The Delano, The Tides and The Marlin are fine for an hour but the blend of vacuous pretension and humourless style-over-content quickly becomes unbearable. The swimming-pool at the Delano, with a table and chess-set placed out in the middle of water is a particular embarrassment – like a Hypnosis album cover for Supertramp. The reception is like The World’s Largest Drapes Championships.

For somewhere supposedly so chic, South Beach is still firmly immersed in the 80s. Prince, Sean Penn and Mickey Rourke all used to own night-spots here. Vanilla Ice, Madonna, and Gloria Estefan all lived here and the legacy of that awful era is still there.

The music you hear is Steely Dan, Bob Marley, The Police. The South Beach style is still all Calvin Klein, Versace, Miami Vice. You actually still see people with jacket sleeves rolled up, and wearing white alligator-skin shoes. The barmen obviously all think Tom Cruise in Cocktail was cool and at night the number of Harleys, limousines and sports cars cruising up and down Ocean Drive as if they were cool is worse than the Kings Road in its hey-day. The roller-blades girls remain defiantly unashamed of their Jane Fonda/Olivia Newton-John headbands.
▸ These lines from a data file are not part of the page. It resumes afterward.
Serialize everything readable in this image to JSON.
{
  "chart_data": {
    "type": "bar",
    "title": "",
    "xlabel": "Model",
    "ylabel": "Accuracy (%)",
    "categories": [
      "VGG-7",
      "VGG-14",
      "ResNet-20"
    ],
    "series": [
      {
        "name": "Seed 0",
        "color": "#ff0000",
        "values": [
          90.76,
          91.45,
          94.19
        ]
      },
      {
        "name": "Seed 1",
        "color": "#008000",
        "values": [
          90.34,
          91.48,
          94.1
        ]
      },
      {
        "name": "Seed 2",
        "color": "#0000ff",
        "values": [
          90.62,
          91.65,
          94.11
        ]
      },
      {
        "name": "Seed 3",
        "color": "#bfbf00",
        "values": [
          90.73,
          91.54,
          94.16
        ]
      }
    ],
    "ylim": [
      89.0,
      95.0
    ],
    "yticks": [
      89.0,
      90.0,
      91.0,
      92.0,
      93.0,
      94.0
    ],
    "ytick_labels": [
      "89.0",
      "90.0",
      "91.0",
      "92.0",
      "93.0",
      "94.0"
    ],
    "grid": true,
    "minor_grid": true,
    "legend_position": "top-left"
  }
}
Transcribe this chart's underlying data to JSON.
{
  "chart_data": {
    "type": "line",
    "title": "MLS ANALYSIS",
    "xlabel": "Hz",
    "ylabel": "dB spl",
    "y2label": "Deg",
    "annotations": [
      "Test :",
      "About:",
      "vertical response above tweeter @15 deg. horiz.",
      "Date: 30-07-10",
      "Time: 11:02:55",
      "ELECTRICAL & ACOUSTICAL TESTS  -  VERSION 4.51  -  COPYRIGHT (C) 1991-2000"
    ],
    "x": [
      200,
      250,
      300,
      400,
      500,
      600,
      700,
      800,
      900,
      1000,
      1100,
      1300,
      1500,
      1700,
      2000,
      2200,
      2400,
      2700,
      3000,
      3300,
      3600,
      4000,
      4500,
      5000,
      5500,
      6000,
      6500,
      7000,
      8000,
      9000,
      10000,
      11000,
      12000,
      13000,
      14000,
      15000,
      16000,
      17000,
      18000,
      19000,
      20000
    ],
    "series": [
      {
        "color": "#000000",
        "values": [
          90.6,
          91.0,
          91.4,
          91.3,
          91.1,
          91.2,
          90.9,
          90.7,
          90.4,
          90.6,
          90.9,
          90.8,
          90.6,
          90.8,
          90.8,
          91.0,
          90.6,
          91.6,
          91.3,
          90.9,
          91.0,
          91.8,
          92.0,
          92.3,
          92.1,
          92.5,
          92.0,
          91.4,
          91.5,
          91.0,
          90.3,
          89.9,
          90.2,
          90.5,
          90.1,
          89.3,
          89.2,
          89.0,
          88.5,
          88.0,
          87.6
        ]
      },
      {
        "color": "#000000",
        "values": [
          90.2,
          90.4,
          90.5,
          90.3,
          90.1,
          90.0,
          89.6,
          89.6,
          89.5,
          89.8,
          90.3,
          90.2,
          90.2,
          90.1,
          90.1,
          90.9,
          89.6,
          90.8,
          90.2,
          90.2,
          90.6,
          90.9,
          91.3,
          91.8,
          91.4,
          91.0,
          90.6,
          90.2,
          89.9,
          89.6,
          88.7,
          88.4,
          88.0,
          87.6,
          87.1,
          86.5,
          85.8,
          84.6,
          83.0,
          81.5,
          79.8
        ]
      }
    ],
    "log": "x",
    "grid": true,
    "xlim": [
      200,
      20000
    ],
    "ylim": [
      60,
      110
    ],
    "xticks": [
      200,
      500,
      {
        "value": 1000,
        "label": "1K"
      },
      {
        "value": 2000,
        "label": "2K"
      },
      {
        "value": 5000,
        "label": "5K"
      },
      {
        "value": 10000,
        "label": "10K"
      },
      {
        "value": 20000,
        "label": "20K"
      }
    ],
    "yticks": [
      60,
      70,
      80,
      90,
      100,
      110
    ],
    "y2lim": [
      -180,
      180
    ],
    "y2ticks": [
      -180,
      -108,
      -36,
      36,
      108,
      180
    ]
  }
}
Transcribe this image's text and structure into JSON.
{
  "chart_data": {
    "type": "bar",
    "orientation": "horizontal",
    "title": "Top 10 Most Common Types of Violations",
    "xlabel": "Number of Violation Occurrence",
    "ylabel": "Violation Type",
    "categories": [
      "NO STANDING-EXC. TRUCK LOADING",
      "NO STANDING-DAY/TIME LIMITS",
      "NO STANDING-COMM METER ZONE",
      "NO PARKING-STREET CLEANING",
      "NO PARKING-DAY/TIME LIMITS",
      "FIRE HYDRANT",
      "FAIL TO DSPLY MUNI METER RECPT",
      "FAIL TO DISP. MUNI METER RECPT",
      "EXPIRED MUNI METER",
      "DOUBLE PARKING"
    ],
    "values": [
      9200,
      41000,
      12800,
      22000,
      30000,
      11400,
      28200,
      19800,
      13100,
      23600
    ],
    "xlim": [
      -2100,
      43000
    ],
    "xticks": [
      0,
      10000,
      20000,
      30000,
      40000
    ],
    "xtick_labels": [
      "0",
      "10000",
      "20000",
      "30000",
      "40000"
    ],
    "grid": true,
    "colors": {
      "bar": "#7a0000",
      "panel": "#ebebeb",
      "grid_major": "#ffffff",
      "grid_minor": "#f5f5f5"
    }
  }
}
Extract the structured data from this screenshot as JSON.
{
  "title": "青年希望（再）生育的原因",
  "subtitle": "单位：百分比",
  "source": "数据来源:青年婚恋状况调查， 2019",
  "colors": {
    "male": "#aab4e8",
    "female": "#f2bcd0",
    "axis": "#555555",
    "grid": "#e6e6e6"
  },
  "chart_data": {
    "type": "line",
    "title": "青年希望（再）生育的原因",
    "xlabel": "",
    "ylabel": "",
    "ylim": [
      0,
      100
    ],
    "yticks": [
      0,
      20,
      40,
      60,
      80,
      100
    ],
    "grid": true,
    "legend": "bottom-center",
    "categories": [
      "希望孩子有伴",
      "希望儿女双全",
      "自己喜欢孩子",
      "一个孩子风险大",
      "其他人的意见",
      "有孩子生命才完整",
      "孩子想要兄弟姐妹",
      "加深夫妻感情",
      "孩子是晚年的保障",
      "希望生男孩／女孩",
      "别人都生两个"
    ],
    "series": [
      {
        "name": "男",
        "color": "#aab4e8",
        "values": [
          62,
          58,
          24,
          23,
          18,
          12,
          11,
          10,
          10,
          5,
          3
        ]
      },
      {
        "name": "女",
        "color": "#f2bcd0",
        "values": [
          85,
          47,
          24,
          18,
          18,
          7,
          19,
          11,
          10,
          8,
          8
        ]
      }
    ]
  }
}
Thus the best sporting activity is people-watching, sitting outside a bar all night and watching the frantic, manic vanity parade that takes place every night go by – the drag queens, leather queens, body-builders who look as if they’re made of sausages and crazies.

Before long, you will become proud of the fact that you have no muscle definition, you have no $ 80 designer basketball shorts, no personal trainer, and above all, no suntan. You have a red nose.

From the point of view of watching the most unfashionable place in the world walking by – as if it were the MOST fashionable – South Beach couldn’t be better.

Catwalks, after all, are for watching not for appearing on.